Other Random Proofs From Munkres!
My notebook is full of random proofs to certain propositions in Munkres book that he doesn't really prove himself while he is expalining stuff. While these proofs are not explicit answers
to posed questions at the end of questions, they may be somewhat helpful for people going through the book (and I can compile all the information I want to remember into one place!). This
page will be continuously updated with new "assorted proofs". Hopefully they will be in order (-ish) chronologically by section in the textbook.

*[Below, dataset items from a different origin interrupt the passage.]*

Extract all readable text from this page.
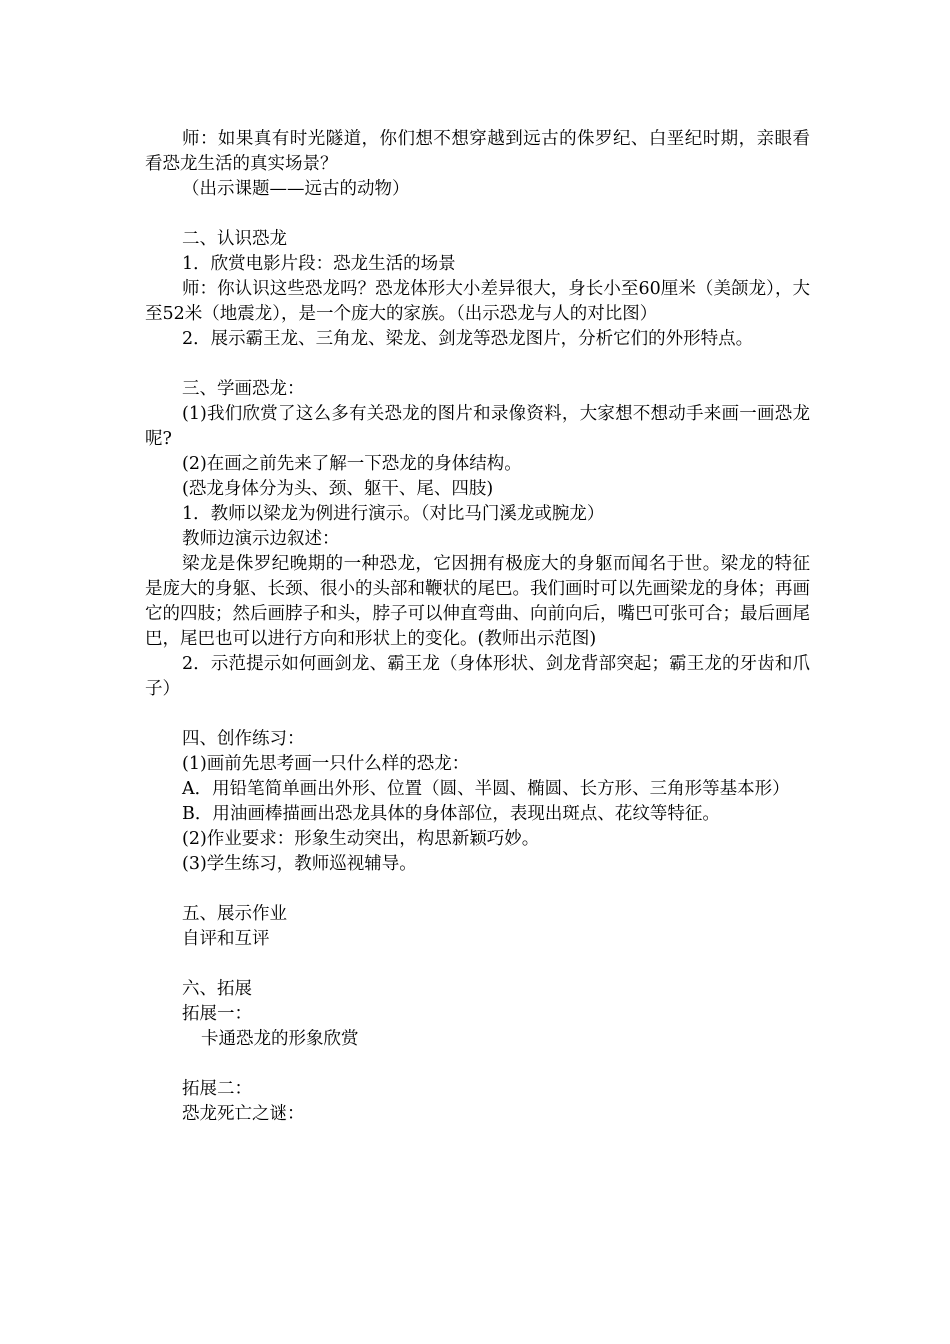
师：如果真有时光隧道，你们想不想穿越到远古的侏罗纪、白垩纪时期，亲眼看看恐龙生活的真实场景？

（出示课题——远古的动物）

二、认识恐龙

1．欣赏电影片段：恐龙生活的场景

师：你认识这些恐龙吗？恐龙体形大小差异很大，身长小至60厘米（美颌龙），大至52米（地震龙），是一个庞大的家族。（出示恐龙与人的对比图）

2．展示霸王龙、三角龙、梁龙、剑龙等恐龙图片，分析它们的外形特点。

三、学画恐龙：

(1)我们欣赏了这么多有关恐龙的图片和录像资料，大家想不想动手来画一画恐龙呢?

(2)在画之前先来了解一下恐龙的身体结构。

(恐龙身体分为头、颈、躯干、尾、四肢)

1．教师以梁龙为例进行演示。（对比马门溪龙或腕龙）

教师边演示边叙述：

梁龙是侏罗纪晚期的一种恐龙，它因拥有极庞大的身躯而闻名于世。梁龙的特征是庞大的身躯、长颈、很小的头部和鞭状的尾巴。我们画时可以先画梁龙的身体；再画它的四肢；然后画脖子和头，脖子可以伸直弯曲、向前向后，嘴巴可张可合；最后画尾巴，尾巴也可以进行方向和形状上的变化。(教师出示范图)

2．示范提示如何画剑龙、霸王龙（身体形状、剑龙背部突起；霸王龙的牙齿和爪子）

四、创作练习：

(1)画前先思考画一只什么样的恐龙：

A．用铅笔简单画出外形、位置（圆、半圆、椭圆、长方形、三角形等基本形）

B．用油画棒描画出恐龙具体的身体部位，表现出斑点、花纹等特征。

(2)作业要求：形象生动突出，构思新颖巧妙。

(3)学生练习，教师巡视辅导。

五、展示作业

自评和互评

六、拓展

拓展一：

卡通恐龙的形象欣赏

拓展二：

恐龙死亡之谜：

Proposition: An equivalent way to define a quotient map (equivalent to the standard definition) is by asserting that a quotient map is a continuous function that maps saturated open sets to open sets.
Proof
Munkres tells us that this is true in the book, but he never proves it. The proof is very short and not difficult to arrive at independently, but I just thought that I would write it out here, in case someone didn't know how to arrive at this fact themselves.

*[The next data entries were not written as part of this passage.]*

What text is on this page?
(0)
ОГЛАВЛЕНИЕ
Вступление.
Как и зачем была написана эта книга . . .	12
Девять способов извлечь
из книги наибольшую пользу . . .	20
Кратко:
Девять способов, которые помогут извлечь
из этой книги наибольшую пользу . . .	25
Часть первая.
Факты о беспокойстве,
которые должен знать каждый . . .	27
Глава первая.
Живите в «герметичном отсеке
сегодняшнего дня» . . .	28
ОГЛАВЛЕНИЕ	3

Let the standard definition of continuity hold true, where for some surjective function $f:X \ \rightarrow \ Y$, then $U \ \in \ Y$ is open if and only if $f^{-1}(U) \ \in \ X$ is open. It is fairly obvious that this function is continuous, as $U$ open in $Y$ implies that $f^{-1}(U)$ is open in $X$. In addition, let us have some saturated open set of $X$ called $V$. The definition of a saturated set is a set that contains every $f^{-1}\{y\}$ that it intersects. This means that we can assert $V \ = \ f^{-1}(A)$ for some set $A \ \in \ Y$. Since, we assert that $f$ is surjective initially, the map of our saturated open set under $f$ is given as:
$$f(V) \ = \ ff^{-1}(A) \ = \ A$$
Now, by our initial definition, if we have some open set in $X$ of the form $f^{-1}(U)$, then $U$ is open in $Y$, thus $A$ must be open in $Y$, and we conclude that our function maps saturated open sets to open sets.

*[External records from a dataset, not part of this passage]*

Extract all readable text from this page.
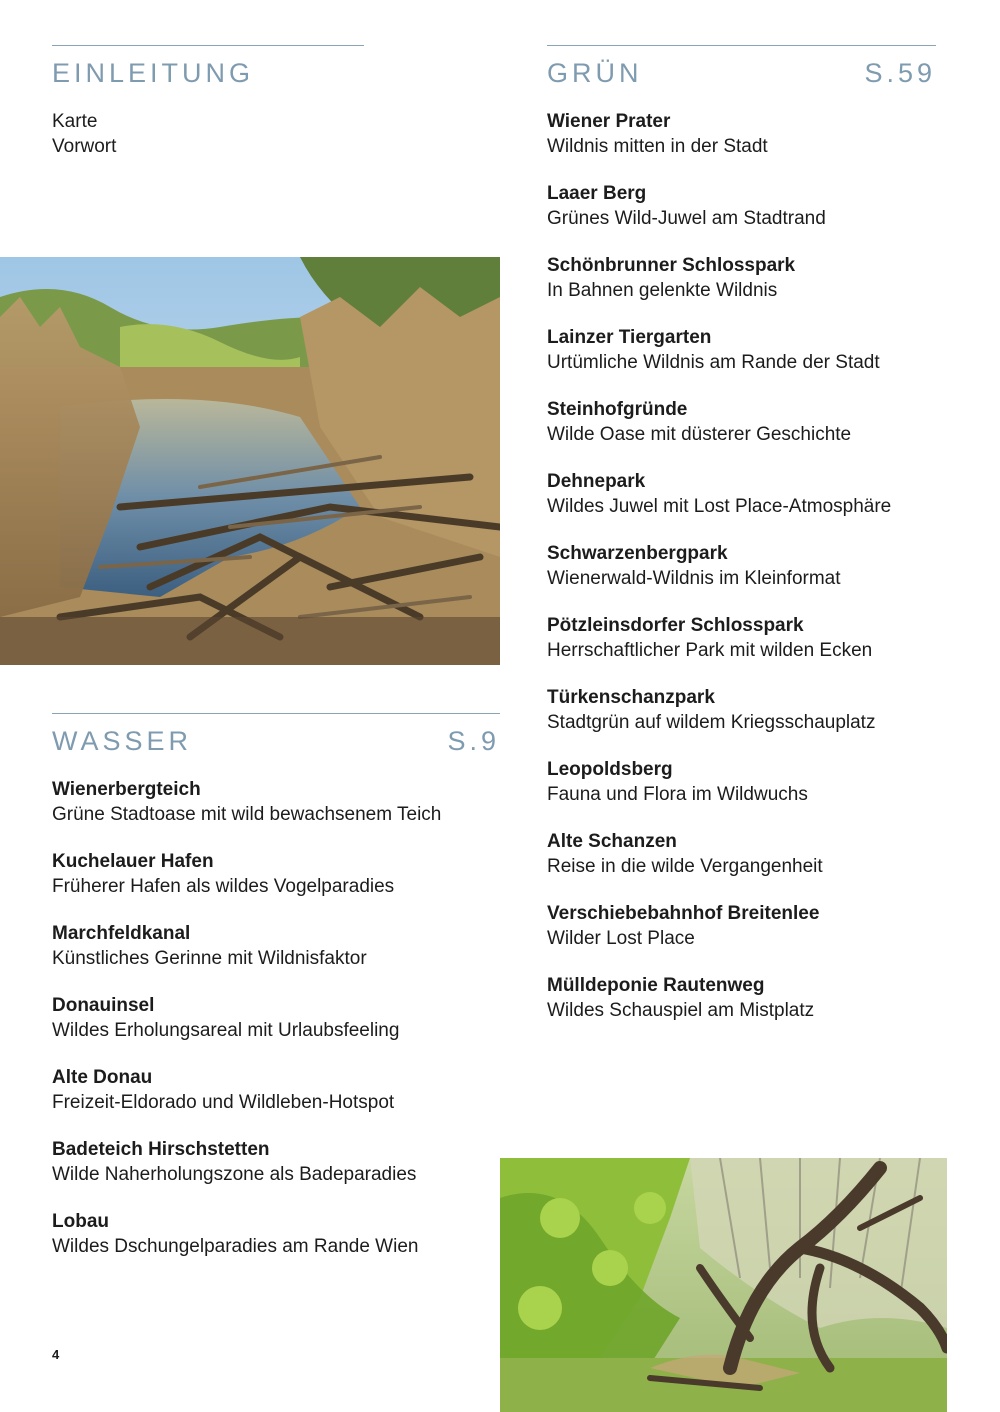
EINLEITUNG
Karte
Vorwort
WASSER	S.9
Wienerbergteich
Grüne Stadtoase mit wild bewachsenem Teich
Kuchelauer Hafen
Früherer Hafen als wildes Vogelparadies
Marchfeldkanal
Künstliches Gerinne mit Wildnisfaktor
Donauinsel
Wildes Erholungsareal mit Urlaubsfeeling
Alte Donau
Freizeit-Eldorado und Wildleben-Hotspot
Badeteich Hirschstetten
Wilde Naherholungszone als Badeparadies
Lobau
Wildes Dschungelparadies am Rande Wien
GRÜN	S.59
Wiener Prater
Wildnis mitten in der Stadt
Laaer Berg
Grünes Wild-Juwel am Stadtrand
Schönbrunner Schlosspark
In Bahnen gelenkte Wildnis
Lainzer Tiergarten
Urtümliche Wildnis am Rande der Stadt
Steinhofgründe
Wilde Oase mit düsterer Geschichte
Dehnepark
Wildes Juwel mit Lost Place-Atmosphäre
Schwarzenbergpark
Wienerwald-Wildnis im Kleinformat
Pötzleinsdorfer Schlosspark
Herrschaftlicher Park mit wilden Ecken
Türkenschanzpark
Stadtgrün auf wildem Kriegsschauplatz
Leopoldsberg
Fauna und Flora im Wildwuchs
Alte Schanzen
Reise in die wilde Vergangenheit
Verschiebebahnhof Breitenlee
Wilder Lost Place
Mülldeponie Rautenweg
Wildes Schauspiel am Mistplatz
4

Conversely, let us have some surjective, continuous function that maps saturated open sets to open sets. We will prove that $U$ is open in $Y$ if and only if $f^{-1}(U)$ is open in $X$. To do this, we have to prove that each of the last two statement imply each other. Let $U$ be open in $Y$. Since $f$ is continuous, this immediately implies that $f^{-1}(U)$ is open in $X$. Let $f^{-1}(U)$ be open in $X$. This is a saturated open set, thus its map, $ff^{-1}(U) \ = \ U$ must be open in $Y$ (we exploited the surjectivity of the function in this last step). $\blacksquare$
Proposition: If a set is compact, then it is limit point compact.
Proof
Assume that a set $X$ is compact. Consider some infinite subset of $X$, which we call $A$. Let us assume that $A$ does not have a limit point. It follows that
there exists no point $x \ \in \ X$ such that every open set around $x$ intersects $A$ at some point other than itself. Thus, for each point $x$, we can choose a
neighbourhood around $x$ that only intersects $A$ at $x$. The union of all such neighbourhoods forms an open cover of $A$. Consider some finite subcollection of such
open sets. Since each set intersects $A$ at most at exactly one point, the union of this subcollection will only contain a finite number of elements of $A$. But $A$ is infinite, so
no subcollection can cover all of $X$, which is a contradiction to the compactness of $A$. It follows that each infinite subset has a limit point.
Proposition: The closure of a connected set is connected
Proof
Let $A$ be a connected set. Assume that there exists a separation $U \ \cup \ V \ = \ \bar{A}$ where $U$ and $V$ are non-empty. Since $A$ is a subset of $\bar{A}$, it follows that
$A \ \subset \ U$ or $A \ \subset \ V$. In either case, $V$ or $U$ is a non-empty open set containing $x \ \in \ \bar{A}$ that does not intersect $A$. This contradicts the fact
that $x \ \in \ \bar{A}$. Thus, $V$ or $U$ must be empty, and no separation exists, implying that $\bar{A}$ is connected.